Growth in China’s Wind Sector Eclipses Growth in Coal

Meanwhile, calls to cap coal production are growing as citizens deal with worsening pollution.

China’s use of wind to generate electricity grew faster than coal for the first time in 2012, according to just released numbers from the China Electricity Council.

While fossil-fired generation of electricity grew 0.3 percent last year, wind-generated electricity grew 35.5 percent. Solar-generated electricity grew 414 percent and nuclear generation grew 12.6 percent.
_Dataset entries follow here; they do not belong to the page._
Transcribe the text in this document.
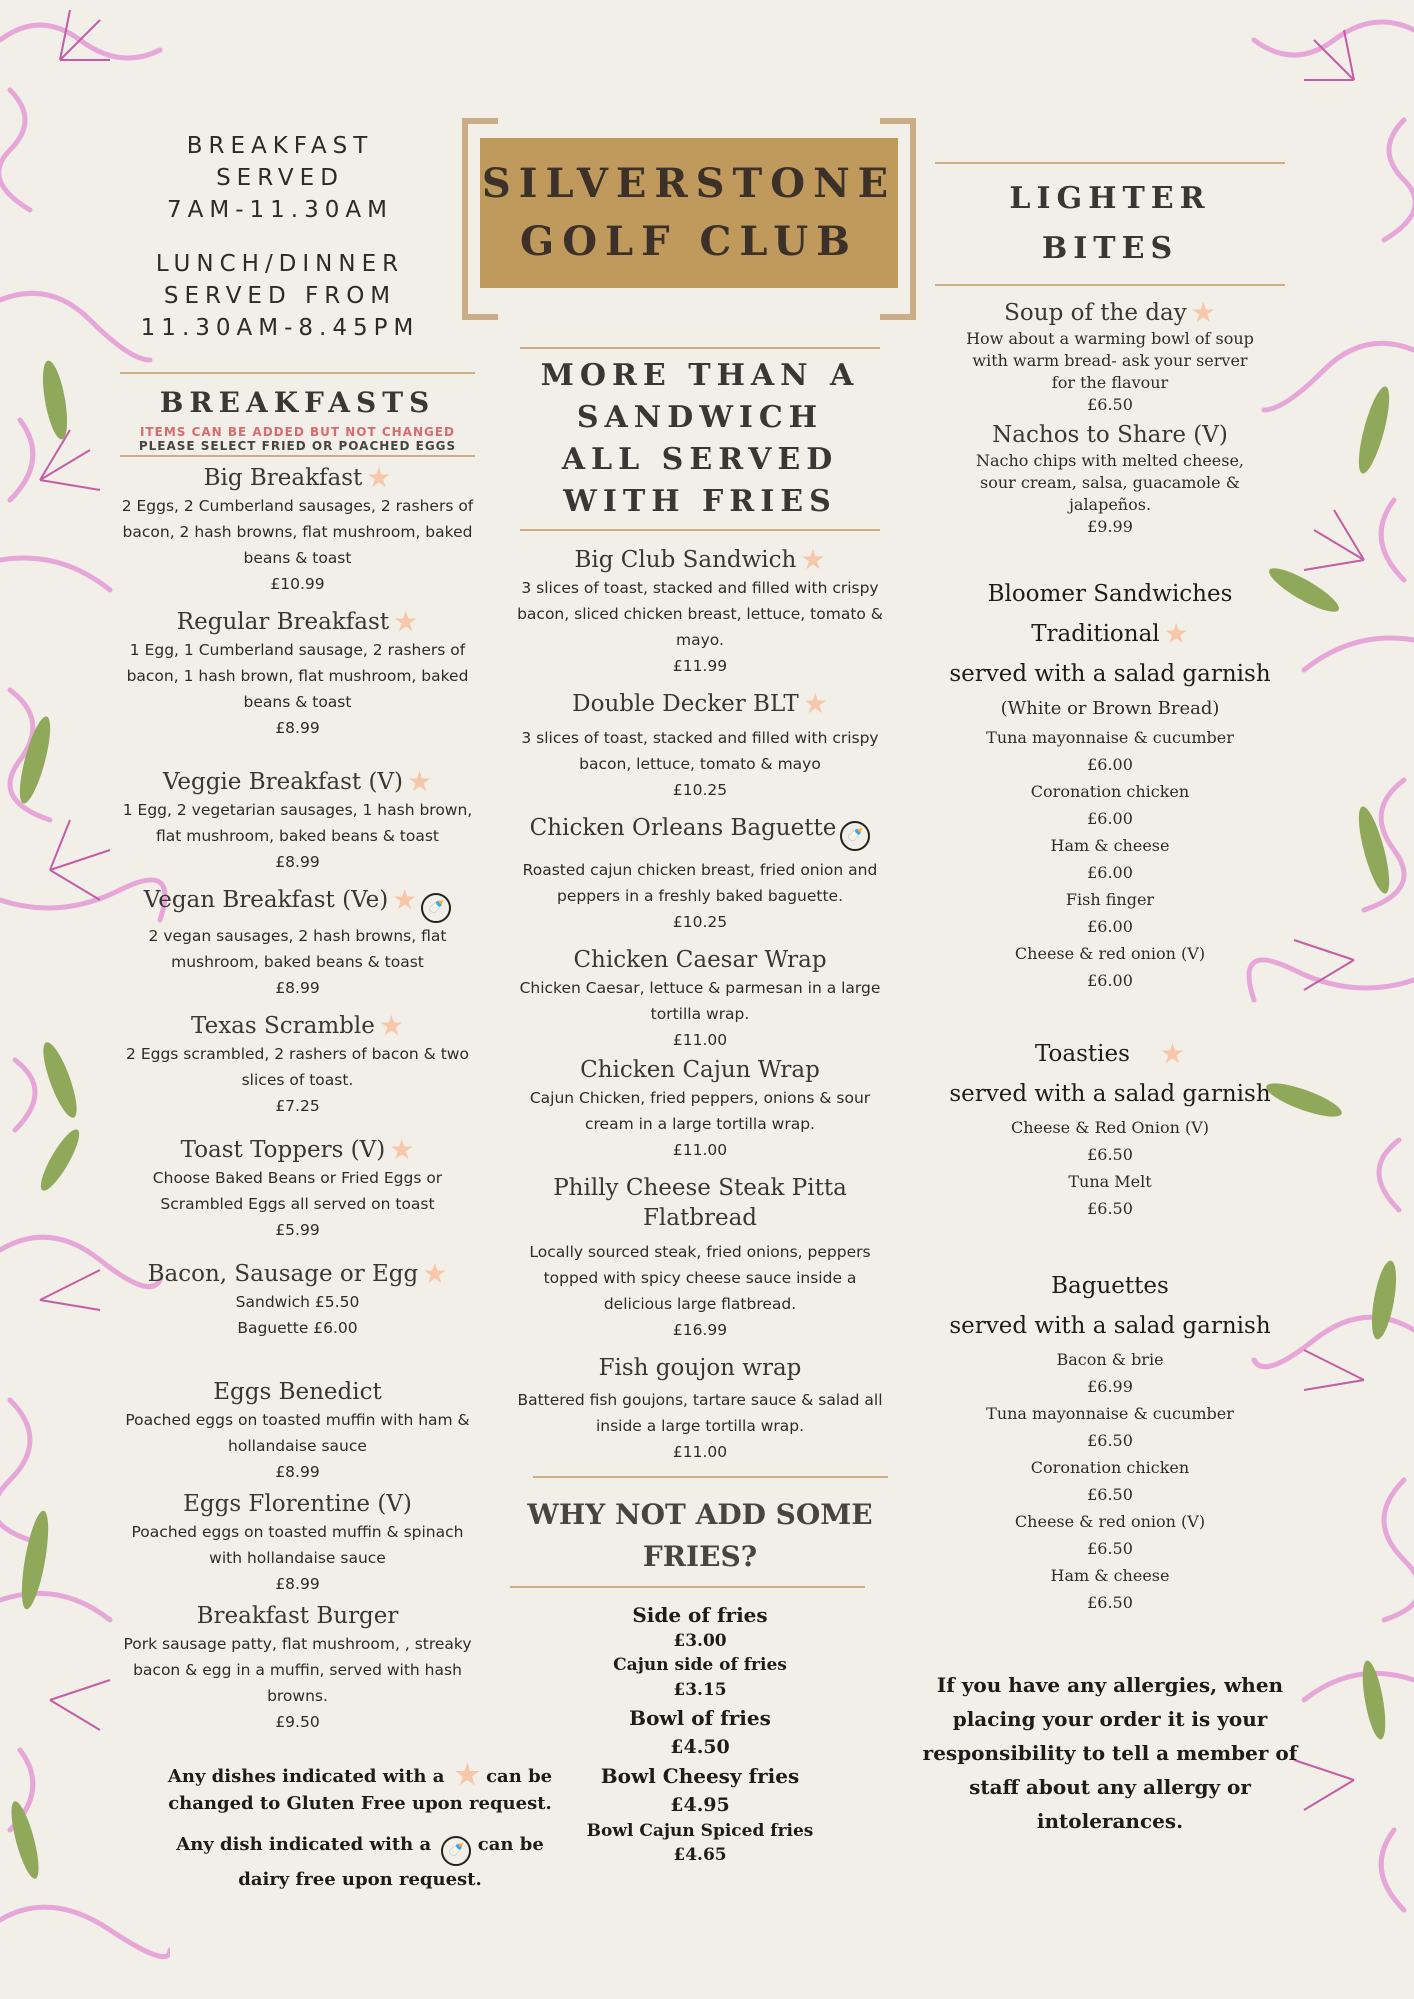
BREAKFAST
SERVED
7AM-11.30AM
LUNCH/DINNER
SERVED FROM
11.30AM-8.45PM
SILVERSTONE
GOLF CLUB
BREAKFASTS
ITEMS CAN BE ADDED BUT NOT CHANGED
PLEASE SELECT FRIED OR POACHED EGGS
Big Breakfast ★
2 Eggs, 2 Cumberland sausages, 2 rashers of bacon, 2 hash browns, flat mushroom, baked beans & toast
£10.99
Regular Breakfast ★
1 Egg, 1 Cumberland sausage, 2 rashers of bacon, 1 hash brown, flat mushroom, baked beans & toast
£8.99
Veggie Breakfast (V) ★
1 Egg, 2 vegetarian sausages, 1 hash brown, flat mushroom, baked beans & toast
£8.99
Vegan Breakfast (Ve) ★ 🍼
2 vegan sausages, 2 hash browns, flat mushroom, baked beans & toast
£8.99
Texas Scramble ★
2 Eggs scrambled, 2 rashers of bacon & two slices of toast.
£7.25
Toast Toppers (V) ★
Choose Baked Beans or Fried Eggs or Scrambled Eggs all served on toast
£5.99
Bacon, Sausage or Egg ★
Sandwich £5.50
Baguette £6.00
Eggs Benedict
Poached eggs on toasted muffin with ham & hollandaise sauce
£8.99
Eggs Florentine (V)
Poached eggs on toasted muffin & spinach with hollandaise sauce
£8.99
Breakfast Burger
Pork sausage patty, flat mushroom, , streaky bacon & egg in a muffin, served with hash browns.
£9.50
Any dishes indicated with a ★ can be changed to Gluten Free upon request.
Any dish indicated with a 🍼 can be dairy free upon request.
MORE THAN A
SANDWICH
ALL SERVED
WITH FRIES
Big Club Sandwich ★
3 slices of toast, stacked and filled with crispy bacon, sliced chicken breast, lettuce, tomato & mayo.
£11.99
Double Decker BLT ★
3 slices of toast, stacked and filled with crispy bacon, lettuce, tomato & mayo
£10.25
Chicken Orleans Baguette 🍼
Roasted cajun chicken breast, fried onion and peppers in a freshly baked baguette.
£10.25
Chicken Caesar Wrap
Chicken Caesar, lettuce & parmesan in a large tortilla wrap.
£11.00
Chicken Cajun Wrap
Cajun Chicken, fried peppers, onions & sour cream in a large tortilla wrap.
£11.00
Philly Cheese Steak Pitta Flatbread
Locally sourced steak, fried onions, peppers topped with spicy cheese sauce inside a delicious large flatbread.
£16.99
Fish goujon wrap
Battered fish goujons, tartare sauce & salad all inside a large tortilla wrap.
£11.00
WHY NOT ADD SOME
FRIES?
Side of fries
£3.00
Cajun side of fries
£3.15
Bowl of fries
£4.50
Bowl Cheesy fries
£4.95
Bowl Cajun Spiced fries
£4.65
LIGHTER BITES
Soup of the day ★
How about a warming bowl of soup with warm bread- ask your server for the flavour
£6.50
Nachos to Share (V)
Nacho chips with melted cheese, sour cream, salsa, guacamole & jalapeños.
£9.99
Bloomer Sandwiches
Traditional ★
served with a salad garnish
(White or Brown Bread)
Tuna mayonnaise & cucumber
£6.00
Coronation chicken
£6.00
Ham & cheese
£6.00
Fish finger
£6.00
Cheese & red onion (V)
£6.00
Toasties ★
served with a salad garnish
Cheese & Red Onion (V)
£6.50
Tuna Melt
£6.50
Baguettes
served with a salad garnish
Bacon & brie
£6.99
Tuna mayonnaise & cucumber
£6.50
Coronation chicken
£6.50
Cheese & red onion (V)
£6.50
Ham & cheese
£6.50
If you have any allergies, when placing your order it is your responsibility to tell a member of staff about any allergy or intolerances.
However, these numbers hid the scale of the shift because traditional generation has such a huge pre-existing base:



Total power consumption grew 5.5 percent in China last year, compared to an 11.7 percent growth in 2011, while its gross domestic product grew 7.8 percent, down from 9.2 percent the year below.

The slower economic growth, reduced provincial energy use targets set by the Chinese central government, and a growing antipathy toward fossil-fired generation were all contributing factors, according to Beijing-based Greenpeace East Asia climate and energy campaigner Li Shuo.

“The record air pollution in January this year has changed the discussion about coal,” Shuo added, “and now prominent policymakers and opinion leaders, even vice-ministers, call for capping coal use, especially in the eastern populated and industrial areas of China.”